My sequel's audiobook has been released recently, but I had to reopen the first installment's auditions since the original narrator for it had to quit for personal reasons. So, I received a few new auditions, although none of them sound like the sequel's narrator. I don't know if I can get the sequel's narrator to do book 1, in case she's not free to do it or if ACX would even allow that. The narrator for that was a young woman, probably in her 20's. The narrators who auditioned for book 1 sound like younger adults too. But the most engaging narrator sounds like a middle-aged woman with a slightly deep voice.
If I have two different sounding narrators for my book series so far, would that sound bad? Or would it be completely okay?


----------



## MistWolf (Nov 1, 2020)

As a listener, I find it mildly annoying, but I just roll with it. One of my favorites is the Bosch series by Michael Connelly. Over the course of the books, three or four narrators have been used, including Len Cariou from _Blue Bloods_ and Titus Welliver who plays Harry Bosh on the show.

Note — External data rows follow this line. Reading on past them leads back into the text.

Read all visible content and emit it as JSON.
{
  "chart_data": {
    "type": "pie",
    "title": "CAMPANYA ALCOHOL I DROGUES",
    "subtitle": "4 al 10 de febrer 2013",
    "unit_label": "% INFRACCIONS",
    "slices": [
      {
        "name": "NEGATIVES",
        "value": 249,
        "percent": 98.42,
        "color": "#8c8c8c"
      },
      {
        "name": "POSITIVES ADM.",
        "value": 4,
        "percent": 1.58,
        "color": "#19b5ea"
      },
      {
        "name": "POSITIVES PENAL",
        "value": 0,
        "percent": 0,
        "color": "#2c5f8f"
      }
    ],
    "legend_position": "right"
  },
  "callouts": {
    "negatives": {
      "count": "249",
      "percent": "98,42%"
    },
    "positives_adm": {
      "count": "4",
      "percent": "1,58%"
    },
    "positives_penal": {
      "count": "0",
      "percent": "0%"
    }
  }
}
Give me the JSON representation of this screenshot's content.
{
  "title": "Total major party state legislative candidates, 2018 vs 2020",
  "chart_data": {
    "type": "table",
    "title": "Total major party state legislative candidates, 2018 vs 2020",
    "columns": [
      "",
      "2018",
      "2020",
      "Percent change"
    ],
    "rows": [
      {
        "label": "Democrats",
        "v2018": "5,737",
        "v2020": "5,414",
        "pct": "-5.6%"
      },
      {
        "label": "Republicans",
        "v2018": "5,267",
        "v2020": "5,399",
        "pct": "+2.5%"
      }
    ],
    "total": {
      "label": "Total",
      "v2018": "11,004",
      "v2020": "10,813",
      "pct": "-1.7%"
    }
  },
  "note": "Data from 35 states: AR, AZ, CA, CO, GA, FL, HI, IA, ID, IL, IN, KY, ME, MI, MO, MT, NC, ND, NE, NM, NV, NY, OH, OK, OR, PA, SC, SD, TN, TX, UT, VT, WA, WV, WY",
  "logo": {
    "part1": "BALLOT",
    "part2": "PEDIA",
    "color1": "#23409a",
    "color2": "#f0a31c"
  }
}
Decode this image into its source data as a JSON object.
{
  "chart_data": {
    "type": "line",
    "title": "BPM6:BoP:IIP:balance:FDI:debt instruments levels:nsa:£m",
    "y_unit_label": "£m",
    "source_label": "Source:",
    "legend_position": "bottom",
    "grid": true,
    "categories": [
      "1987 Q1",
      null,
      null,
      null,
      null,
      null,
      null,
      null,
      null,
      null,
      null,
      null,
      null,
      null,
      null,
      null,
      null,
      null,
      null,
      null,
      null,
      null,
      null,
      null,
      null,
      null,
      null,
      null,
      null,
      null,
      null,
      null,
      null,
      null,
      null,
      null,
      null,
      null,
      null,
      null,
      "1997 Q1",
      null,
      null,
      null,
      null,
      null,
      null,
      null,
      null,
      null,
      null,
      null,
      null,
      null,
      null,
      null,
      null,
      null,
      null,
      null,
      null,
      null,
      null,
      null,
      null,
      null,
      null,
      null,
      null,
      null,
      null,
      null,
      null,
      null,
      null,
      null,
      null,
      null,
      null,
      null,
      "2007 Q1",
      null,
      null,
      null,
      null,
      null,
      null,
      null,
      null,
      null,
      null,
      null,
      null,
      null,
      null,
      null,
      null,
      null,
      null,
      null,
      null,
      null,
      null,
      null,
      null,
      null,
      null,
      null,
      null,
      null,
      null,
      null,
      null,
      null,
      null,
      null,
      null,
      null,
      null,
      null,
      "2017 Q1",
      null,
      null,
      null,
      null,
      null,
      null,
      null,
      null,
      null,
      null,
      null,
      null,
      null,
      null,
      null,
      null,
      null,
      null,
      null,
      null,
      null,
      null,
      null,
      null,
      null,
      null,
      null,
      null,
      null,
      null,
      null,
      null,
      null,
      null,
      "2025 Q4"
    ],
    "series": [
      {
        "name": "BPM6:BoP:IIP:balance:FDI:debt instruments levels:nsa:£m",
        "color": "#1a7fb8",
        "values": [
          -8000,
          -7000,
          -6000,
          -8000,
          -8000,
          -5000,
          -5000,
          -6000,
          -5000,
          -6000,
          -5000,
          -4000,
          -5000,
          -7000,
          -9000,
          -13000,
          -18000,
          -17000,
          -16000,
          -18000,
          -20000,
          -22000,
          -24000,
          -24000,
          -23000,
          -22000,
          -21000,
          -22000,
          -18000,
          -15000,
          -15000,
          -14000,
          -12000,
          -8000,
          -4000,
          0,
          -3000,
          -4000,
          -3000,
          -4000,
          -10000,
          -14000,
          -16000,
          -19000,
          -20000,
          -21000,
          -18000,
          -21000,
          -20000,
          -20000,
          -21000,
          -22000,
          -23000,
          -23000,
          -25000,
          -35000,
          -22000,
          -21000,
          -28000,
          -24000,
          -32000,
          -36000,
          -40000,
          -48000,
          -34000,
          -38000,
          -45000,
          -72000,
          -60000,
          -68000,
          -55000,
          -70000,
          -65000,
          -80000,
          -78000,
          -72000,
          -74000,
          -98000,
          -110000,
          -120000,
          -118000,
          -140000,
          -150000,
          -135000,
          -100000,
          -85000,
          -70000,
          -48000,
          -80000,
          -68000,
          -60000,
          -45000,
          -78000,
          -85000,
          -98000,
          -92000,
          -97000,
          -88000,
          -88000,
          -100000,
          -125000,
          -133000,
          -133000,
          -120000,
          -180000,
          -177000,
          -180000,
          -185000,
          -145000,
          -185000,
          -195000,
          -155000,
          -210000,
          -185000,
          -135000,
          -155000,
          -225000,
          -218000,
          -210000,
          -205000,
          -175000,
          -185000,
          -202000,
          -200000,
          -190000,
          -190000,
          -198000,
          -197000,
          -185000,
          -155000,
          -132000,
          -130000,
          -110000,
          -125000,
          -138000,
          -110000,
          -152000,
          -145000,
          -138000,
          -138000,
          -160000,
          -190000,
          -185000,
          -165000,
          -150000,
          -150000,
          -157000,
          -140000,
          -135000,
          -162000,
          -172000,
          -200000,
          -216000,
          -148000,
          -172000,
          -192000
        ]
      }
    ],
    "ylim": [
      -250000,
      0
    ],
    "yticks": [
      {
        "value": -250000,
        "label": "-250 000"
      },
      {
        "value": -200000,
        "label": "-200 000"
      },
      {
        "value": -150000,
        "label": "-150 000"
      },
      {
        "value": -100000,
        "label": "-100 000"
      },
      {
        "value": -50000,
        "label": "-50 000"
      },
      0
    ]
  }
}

It's interesting because I started listening to the book series long before the show came out and Titus Welliver has since become _the_ Hieronymus Bosch.

If your story can hold its own and the narrator does it justice, it won't matter. Believe me, getting the right narrator is critical. There are several books I loved reading but cannot stand to listen to because the narrator is wrong for the story.


----------



## TWErvin2 (Nov 2, 2020)

Some listeners will be initially put off, but if the narrator is good, they (will most likely) get used to it quickly--unless the first narrator is the one the brought them to your novel.

Sometimes you're just stuck with a less than optimal situation, and have to press on.


----------



## sunaynaprasad (Nov 2, 2020)

I got another narrator for my 1st book, but she sounds similar to the one who narrated my sequel.


----------